As I played Fire Emblem Engageit felt great returning to the classic turn-based strategy combat that we haven’t seen since 2019’s Three Houses. What immediately stood out to me was the visual upgrade in the overall presentation of the game – it looks super clean in 2022. Plus, the more I dove into the single chapter I was allowed to play, the more I realized how fun and innovative gameplay has become with each new entry in the franchise. However, what I’m left wondering is whether or not developer Intelligent Systems is too relying on a nostalgia that may not exist with many fans.

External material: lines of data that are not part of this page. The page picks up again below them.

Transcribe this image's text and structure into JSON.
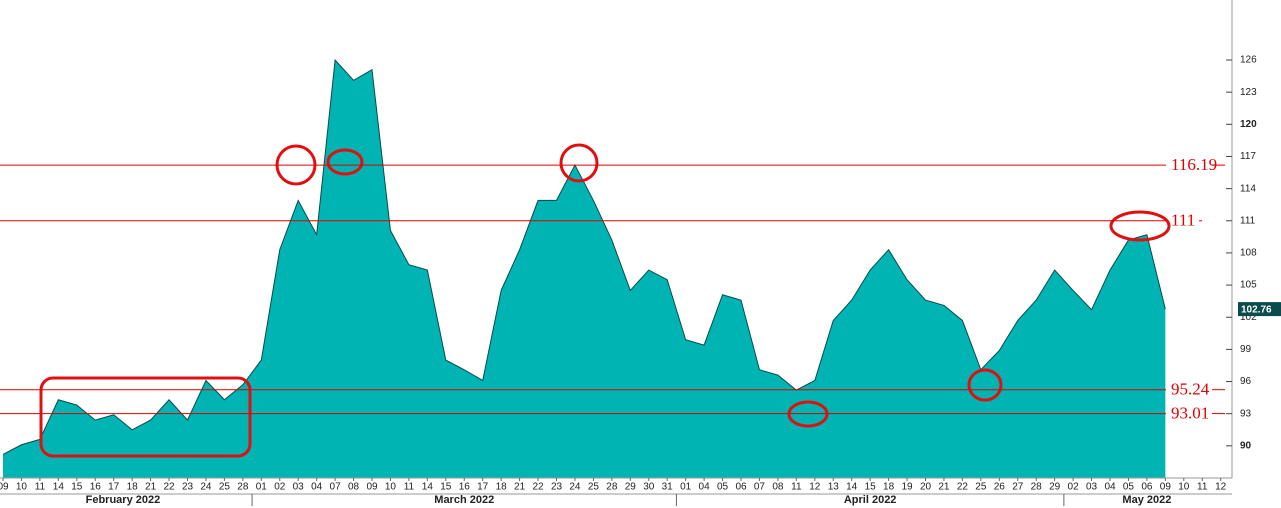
{
  "chart_data": {
    "type": "area",
    "color": "#00b4b4",
    "line_color": "#0b4b4b",
    "level_color": "#e00000",
    "categories": [
      "09",
      "10",
      "11",
      "14",
      "15",
      "16",
      "17",
      "18",
      "21",
      "22",
      "23",
      "24",
      "25",
      "28",
      "01",
      "02",
      "03",
      "04",
      "07",
      "08",
      "09",
      "10",
      "11",
      "14",
      "15",
      "16",
      "17",
      "18",
      "21",
      "22",
      "23",
      "24",
      "25",
      "28",
      "29",
      "30",
      "31",
      "01",
      "04",
      "05",
      "06",
      "07",
      "08",
      "11",
      "12",
      "13",
      "14",
      "15",
      "18",
      "19",
      "20",
      "21",
      "22",
      "25",
      "26",
      "27",
      "28",
      "29",
      "02",
      "03",
      "04",
      "05",
      "06",
      "09",
      "10",
      "11",
      "12"
    ],
    "months": [
      "February 2022",
      "March 2022",
      "April 2022",
      "May 2022"
    ],
    "values": [
      89.2,
      90.1,
      90.6,
      94.3,
      93.8,
      92.4,
      92.9,
      91.5,
      92.4,
      94.3,
      92.4,
      96.1,
      94.3,
      95.7,
      98.0,
      108.3,
      112.9,
      109.7,
      126.0,
      124.1,
      125.1,
      110.1,
      106.9,
      106.4,
      98.0,
      97.1,
      96.1,
      104.5,
      108.3,
      112.9,
      112.9,
      116.2,
      112.9,
      109.2,
      104.5,
      106.4,
      105.5,
      99.9,
      99.4,
      104.1,
      103.6,
      97.1,
      96.6,
      95.2,
      96.1,
      101.7,
      103.6,
      106.4,
      108.3,
      105.5,
      103.6,
      103.1,
      101.7,
      97.1,
      98.9,
      101.7,
      103.6,
      106.4,
      104.5,
      102.7,
      106.4,
      109.2,
      109.7,
      102.76,
      null,
      null,
      null
    ],
    "last_value": 102.76,
    "levels": [
      116.19,
      111,
      95.24,
      93.01
    ],
    "ylim": [
      87,
      131.6
    ],
    "yticks": [
      90,
      93,
      96,
      99,
      102,
      105,
      108,
      111,
      114,
      117,
      120,
      123,
      126
    ]
  }
}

What was apparent from my time playing a near-final build was that the game is practically done – or rather, anything you would expect from a finished Fire Emblem game is there and looks beautiful, to say the least. There’s an attention to detail with how the game is presented that feels new for the series. Something about the animation when your units prepare for battle is a nice touch compared to the still images of games past, and the action creeps even more into anime-fight territory every time I see it. I also loved how all of your units’ stats, abilities, etc. are visible on the bottom of the screen instead of having to navigate through multiple menus. This made the tactical aspect of combat easier to plan out knowing immediately, for example, who would outspeed who.
Fire Emblem Engage Screens (Nintendo Direct – Sept 2022)

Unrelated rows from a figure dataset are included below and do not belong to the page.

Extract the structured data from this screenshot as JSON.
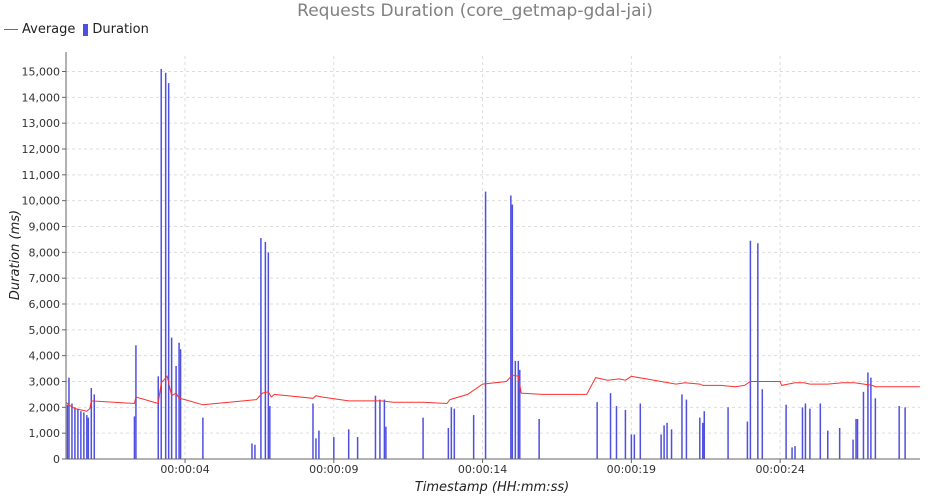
{
  "chart_data": {
    "type": "bar",
    "title": "Requests Duration (core_getmap-gdal-jai)",
    "xlabel": "Timestamp (HH:mm:ss)",
    "ylabel": "Duration (ms)",
    "ylim": [
      0,
      15600
    ],
    "xlim_seconds": [
      0,
      28.7
    ],
    "y_ticks": [
      0,
      1000,
      2000,
      3000,
      4000,
      5000,
      6000,
      7000,
      8000,
      9000,
      10000,
      11000,
      12000,
      13000,
      14000,
      15000
    ],
    "y_tick_labels": [
      "0",
      "1,000",
      "2,000",
      "3,000",
      "4,000",
      "5,000",
      "6,000",
      "7,000",
      "8,000",
      "9,000",
      "10,000",
      "11,000",
      "12,000",
      "13,000",
      "14,000",
      "15,000"
    ],
    "x_ticks_seconds": [
      4,
      9,
      14,
      19,
      24
    ],
    "x_tick_labels": [
      "00:00:04",
      "00:00:09",
      "00:00:14",
      "00:00:19",
      "00:00:24"
    ],
    "grid": true,
    "legend_position": "top-left",
    "colors": {
      "average": "#ff3030",
      "duration": "#5050e0",
      "duration_light": "#b4b4ee",
      "grid": "#dddddd"
    },
    "series": [
      {
        "name": "Average",
        "type": "line",
        "points": [
          [
            0.0,
            2200
          ],
          [
            0.15,
            2050
          ],
          [
            0.3,
            1950
          ],
          [
            0.5,
            1900
          ],
          [
            0.7,
            1850
          ],
          [
            0.8,
            1950
          ],
          [
            0.85,
            2250
          ],
          [
            2.3,
            2150
          ],
          [
            2.35,
            2400
          ],
          [
            3.1,
            2150
          ],
          [
            3.2,
            2950
          ],
          [
            3.4,
            3200
          ],
          [
            3.55,
            2450
          ],
          [
            3.7,
            2550
          ],
          [
            3.8,
            2350
          ],
          [
            4.0,
            2300
          ],
          [
            4.6,
            2100
          ],
          [
            6.4,
            2300
          ],
          [
            6.6,
            2550
          ],
          [
            6.8,
            2600
          ],
          [
            6.9,
            2400
          ],
          [
            7.0,
            2500
          ],
          [
            8.3,
            2350
          ],
          [
            8.4,
            2450
          ],
          [
            8.6,
            2400
          ],
          [
            9.5,
            2250
          ],
          [
            10.6,
            2250
          ],
          [
            11.0,
            2200
          ],
          [
            12.0,
            2200
          ],
          [
            12.8,
            2150
          ],
          [
            12.9,
            2300
          ],
          [
            13.5,
            2500
          ],
          [
            14.0,
            2900
          ],
          [
            14.8,
            3000
          ],
          [
            15.0,
            3250
          ],
          [
            15.2,
            3200
          ],
          [
            15.3,
            2550
          ],
          [
            16.0,
            2500
          ],
          [
            17.5,
            2500
          ],
          [
            17.8,
            3150
          ],
          [
            18.2,
            3050
          ],
          [
            18.6,
            3100
          ],
          [
            18.8,
            3050
          ],
          [
            19.0,
            3200
          ],
          [
            19.5,
            3100
          ],
          [
            20.0,
            3000
          ],
          [
            20.5,
            2900
          ],
          [
            20.8,
            2950
          ],
          [
            21.3,
            2900
          ],
          [
            21.4,
            2850
          ],
          [
            22.0,
            2850
          ],
          [
            22.5,
            2800
          ],
          [
            22.8,
            2850
          ],
          [
            23.0,
            3000
          ],
          [
            24.0,
            3000
          ],
          [
            24.05,
            2850
          ],
          [
            24.5,
            2950
          ],
          [
            24.8,
            2950
          ],
          [
            25.0,
            2900
          ],
          [
            25.6,
            2900
          ],
          [
            26.1,
            2950
          ],
          [
            26.5,
            2950
          ],
          [
            27.1,
            2850
          ],
          [
            27.2,
            2800
          ],
          [
            28.7,
            2800
          ]
        ]
      },
      {
        "name": "Duration",
        "type": "bar",
        "points": [
          [
            0.05,
            2100
          ],
          [
            0.1,
            3150
          ],
          [
            0.2,
            2150
          ],
          [
            0.3,
            2000
          ],
          [
            0.4,
            1950
          ],
          [
            0.5,
            1850
          ],
          [
            0.6,
            1800
          ],
          [
            0.7,
            1700
          ],
          [
            0.75,
            1600
          ],
          [
            0.85,
            2750
          ],
          [
            0.95,
            2500
          ],
          [
            2.3,
            1650
          ],
          [
            2.35,
            4400
          ],
          [
            3.1,
            3200
          ],
          [
            3.2,
            15100
          ],
          [
            3.35,
            14950
          ],
          [
            3.45,
            14550
          ],
          [
            3.55,
            4700
          ],
          [
            3.7,
            3600
          ],
          [
            3.8,
            4500
          ],
          [
            3.85,
            4250
          ],
          [
            4.6,
            1600
          ],
          [
            6.25,
            600
          ],
          [
            6.35,
            550
          ],
          [
            6.55,
            8550
          ],
          [
            6.7,
            8400
          ],
          [
            6.8,
            8000
          ],
          [
            6.85,
            2050
          ],
          [
            8.3,
            2150
          ],
          [
            8.4,
            800
          ],
          [
            8.5,
            1100
          ],
          [
            9.0,
            850
          ],
          [
            9.5,
            1150
          ],
          [
            9.8,
            850
          ],
          [
            10.4,
            2450
          ],
          [
            10.55,
            2300
          ],
          [
            10.7,
            2300
          ],
          [
            10.75,
            1250
          ],
          [
            12.0,
            1600
          ],
          [
            12.85,
            1200
          ],
          [
            12.95,
            2000
          ],
          [
            13.05,
            1950
          ],
          [
            13.7,
            1700
          ],
          [
            14.1,
            10350
          ],
          [
            14.95,
            10200
          ],
          [
            15.0,
            9850
          ],
          [
            15.1,
            3800
          ],
          [
            15.2,
            3800
          ],
          [
            15.25,
            3450
          ],
          [
            15.9,
            1550
          ],
          [
            17.85,
            2200
          ],
          [
            18.3,
            2550
          ],
          [
            18.5,
            2050
          ],
          [
            18.8,
            1900
          ],
          [
            19.0,
            950
          ],
          [
            19.1,
            950
          ],
          [
            19.3,
            2150
          ],
          [
            20.0,
            950
          ],
          [
            20.1,
            1300
          ],
          [
            20.2,
            1400
          ],
          [
            20.35,
            1150
          ],
          [
            20.7,
            2500
          ],
          [
            20.85,
            2300
          ],
          [
            21.3,
            1600
          ],
          [
            21.4,
            1400
          ],
          [
            21.45,
            1850
          ],
          [
            22.25,
            2000
          ],
          [
            22.9,
            1450
          ],
          [
            23.0,
            8450
          ],
          [
            23.25,
            8350
          ],
          [
            23.4,
            2700
          ],
          [
            24.2,
            2100
          ],
          [
            24.4,
            450
          ],
          [
            24.5,
            500
          ],
          [
            24.75,
            2000
          ],
          [
            24.85,
            2150
          ],
          [
            25.0,
            1950
          ],
          [
            25.35,
            2150
          ],
          [
            25.6,
            1100
          ],
          [
            26.0,
            1200
          ],
          [
            26.45,
            750
          ],
          [
            26.55,
            1550
          ],
          [
            26.6,
            1550
          ],
          [
            26.8,
            2600
          ],
          [
            26.95,
            3350
          ],
          [
            27.05,
            3150
          ],
          [
            27.2,
            2350
          ],
          [
            28.0,
            2050
          ],
          [
            28.2,
            2000
          ]
        ]
      }
    ]
  }
}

The most advertised additions to gameplay are the 12 Emblem Rings, which summon Lords from Fire Emblem’s past to help with battles by providing stat boosts, weapon options, and much more. In practice, it felt reminiscent of the “pair up” mechanic introduced in Awakening, but this time as an equipable item. Every unit gets a design mashup when you “engage” with each ring’s Lord, and the ones I saw had me wanting to try out every combination possible. This also might be good news for those who have strong opinions about the design of the main character. How the Emblem Rings affected my overall strategy felt familiar, yet different enough that it’s a welcome change to the core of Fire Emblem combat.

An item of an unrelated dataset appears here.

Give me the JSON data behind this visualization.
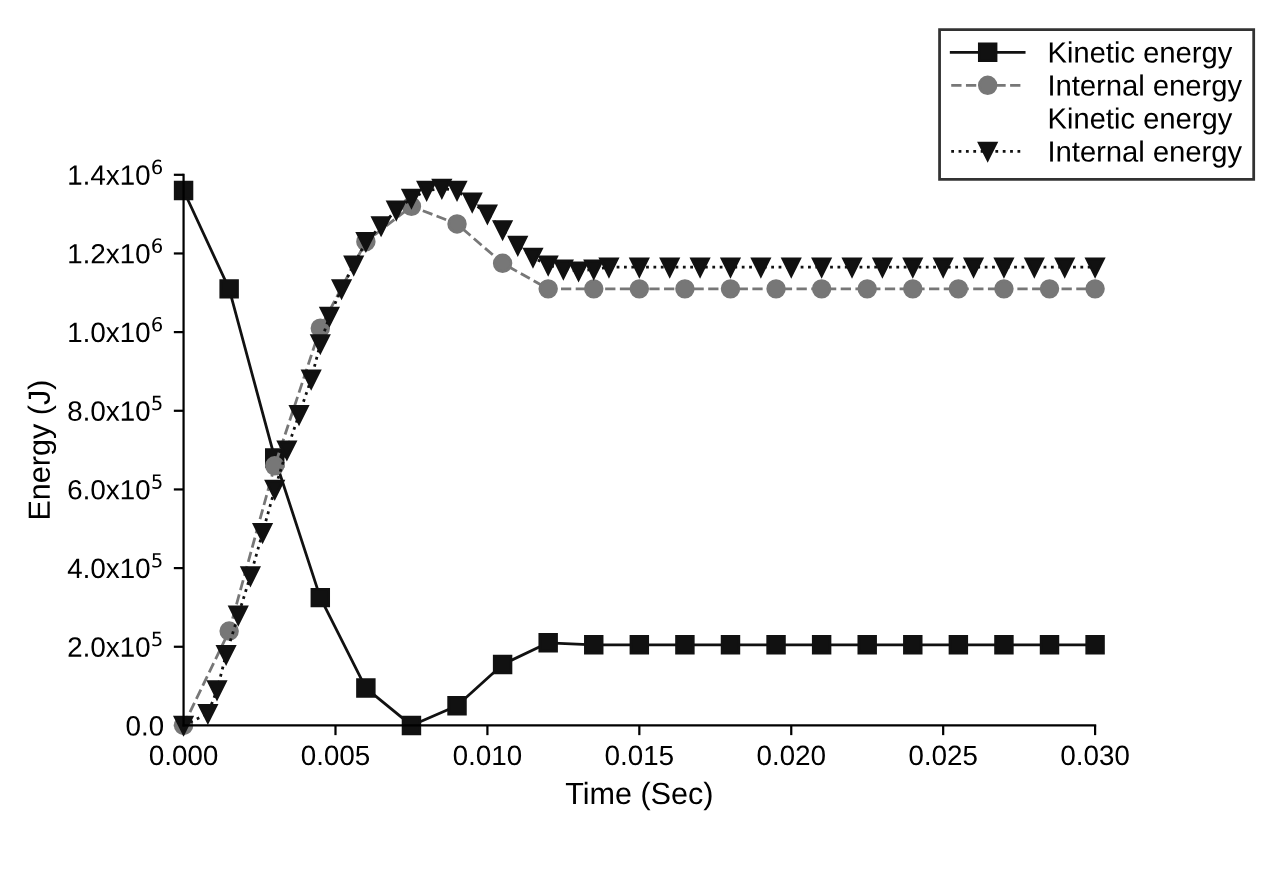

Since these Emblem Rings summon different main characters from the history of Fire Emblem, it begs the question: will people play specifically for this concept? A Fire Emblem game wasn’t brought to the West until the seventh one, The Blazing Blade, yet Intelligent Systems seems expectant of players to rejoice over the return of older characters such as Sigurd and Leif. Beyond those who play the mobile version, heroes, and those who poked around the bonus modes of the past couple installments, these names are most likely unfamiliar. As a fan of this series, I enjoyed the concept and use of the Emblem Rings, so perhaps this is the introduction to the vast history of Fire Emblem characters (that aren’t just sword users) that is needed for a wider audience.
I managed to beat the entirety of Chapter 5 in the time I was allotted to play. And my conclusion is that if the rest of the gameplay is like this demo, then Engage will be one of the best-playing modern Fire Emblem games. The story, on the other hand, remains to be seen. I can at least say for sure that I can’t wait to get my hands on the rest of it when it drops on Nintendo Switch on January 20.